Być może również rozmieszczenie na Dunaju statków małego i średniego tonażu w trwalszym terminie, co już odbywało się. Na przykład, w okresie kryzysu na Bałkanach na Dunaju bazowały się zwiadowczy-dywersyjne kutry USA, które pewnego razu niespodziewanie pojawiły się w . "ukraińskim" Sewastopolu. Toż nie wolno wyłączać bazowania takich statków w portach Dniepru i Południowego Bugu. Więcej tego, na życzenie te kutry mogą "upłynąć nienaumyślnie" w ukraińskich portach morza Azowskiego - w Berdiansku i w Mariupolu, gdzie dyslokują siły morskiego specnazu i morskiej piechoty Ukrainy. Przecież nad morze Azowskie Konwencja Montreux nie rozprzestrzenia się.

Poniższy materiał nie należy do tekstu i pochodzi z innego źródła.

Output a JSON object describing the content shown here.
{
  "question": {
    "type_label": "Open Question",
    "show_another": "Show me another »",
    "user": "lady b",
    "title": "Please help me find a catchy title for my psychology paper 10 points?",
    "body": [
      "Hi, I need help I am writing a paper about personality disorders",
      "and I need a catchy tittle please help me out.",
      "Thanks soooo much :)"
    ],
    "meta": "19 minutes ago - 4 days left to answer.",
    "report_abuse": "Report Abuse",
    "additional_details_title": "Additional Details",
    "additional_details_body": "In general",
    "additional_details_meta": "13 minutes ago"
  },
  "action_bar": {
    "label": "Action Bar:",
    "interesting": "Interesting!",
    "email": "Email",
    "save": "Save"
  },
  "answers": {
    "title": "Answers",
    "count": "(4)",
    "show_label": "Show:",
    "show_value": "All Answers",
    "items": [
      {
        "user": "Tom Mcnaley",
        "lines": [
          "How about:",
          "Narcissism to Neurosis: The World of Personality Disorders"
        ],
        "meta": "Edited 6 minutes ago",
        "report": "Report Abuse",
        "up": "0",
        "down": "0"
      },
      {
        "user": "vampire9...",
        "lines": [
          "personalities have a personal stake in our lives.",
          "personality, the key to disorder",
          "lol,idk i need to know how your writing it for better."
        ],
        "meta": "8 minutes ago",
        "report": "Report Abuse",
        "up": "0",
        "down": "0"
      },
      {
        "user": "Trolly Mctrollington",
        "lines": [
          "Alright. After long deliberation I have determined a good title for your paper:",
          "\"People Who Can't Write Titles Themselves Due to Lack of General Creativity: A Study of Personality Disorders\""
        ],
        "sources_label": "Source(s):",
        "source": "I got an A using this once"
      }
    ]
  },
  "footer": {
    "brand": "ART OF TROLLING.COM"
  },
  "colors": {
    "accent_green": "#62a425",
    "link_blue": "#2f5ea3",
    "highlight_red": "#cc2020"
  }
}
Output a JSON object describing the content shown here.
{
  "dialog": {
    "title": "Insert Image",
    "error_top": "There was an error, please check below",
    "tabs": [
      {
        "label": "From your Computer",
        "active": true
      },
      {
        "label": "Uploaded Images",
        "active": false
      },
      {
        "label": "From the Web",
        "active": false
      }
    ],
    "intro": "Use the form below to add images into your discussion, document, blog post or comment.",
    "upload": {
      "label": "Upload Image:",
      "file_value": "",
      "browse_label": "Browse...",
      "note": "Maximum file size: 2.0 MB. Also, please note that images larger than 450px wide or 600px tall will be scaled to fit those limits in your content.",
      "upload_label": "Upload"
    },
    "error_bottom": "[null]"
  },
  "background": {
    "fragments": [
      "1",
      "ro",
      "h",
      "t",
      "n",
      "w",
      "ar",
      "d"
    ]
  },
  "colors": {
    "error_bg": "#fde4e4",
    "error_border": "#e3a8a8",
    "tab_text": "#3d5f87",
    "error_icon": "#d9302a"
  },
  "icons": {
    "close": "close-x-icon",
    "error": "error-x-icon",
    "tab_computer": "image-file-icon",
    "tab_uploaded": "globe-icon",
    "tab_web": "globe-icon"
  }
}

Naturalnie, całe to wywołuje u Rosji zatroskanie, które dziś materializuje się w umocnieniu systemu obrony i bezpieczeństwa kraju na Południowo-zachodnim strategicznym kierunku, w zwiększaniu jej morskiej składowej, co wspiera się na Krym i główną morską bazę Czarnomorskiego-kaspijskiego regionu Sewastopol. Takie zatroskanie nie może nie znajdować wyrażenia i w dyplomatycznych inicjatywach. Przecież pojęcie o tym, że Rosja cały czas tylko i czyniła, że walczyła z Turkami, - mit. Walczyły, zwyczajnie, i niemało, lecz bywały czasy, kiedy Rosja występowała sojusznikiem Porty i ratowała jej od okrutnej porażki.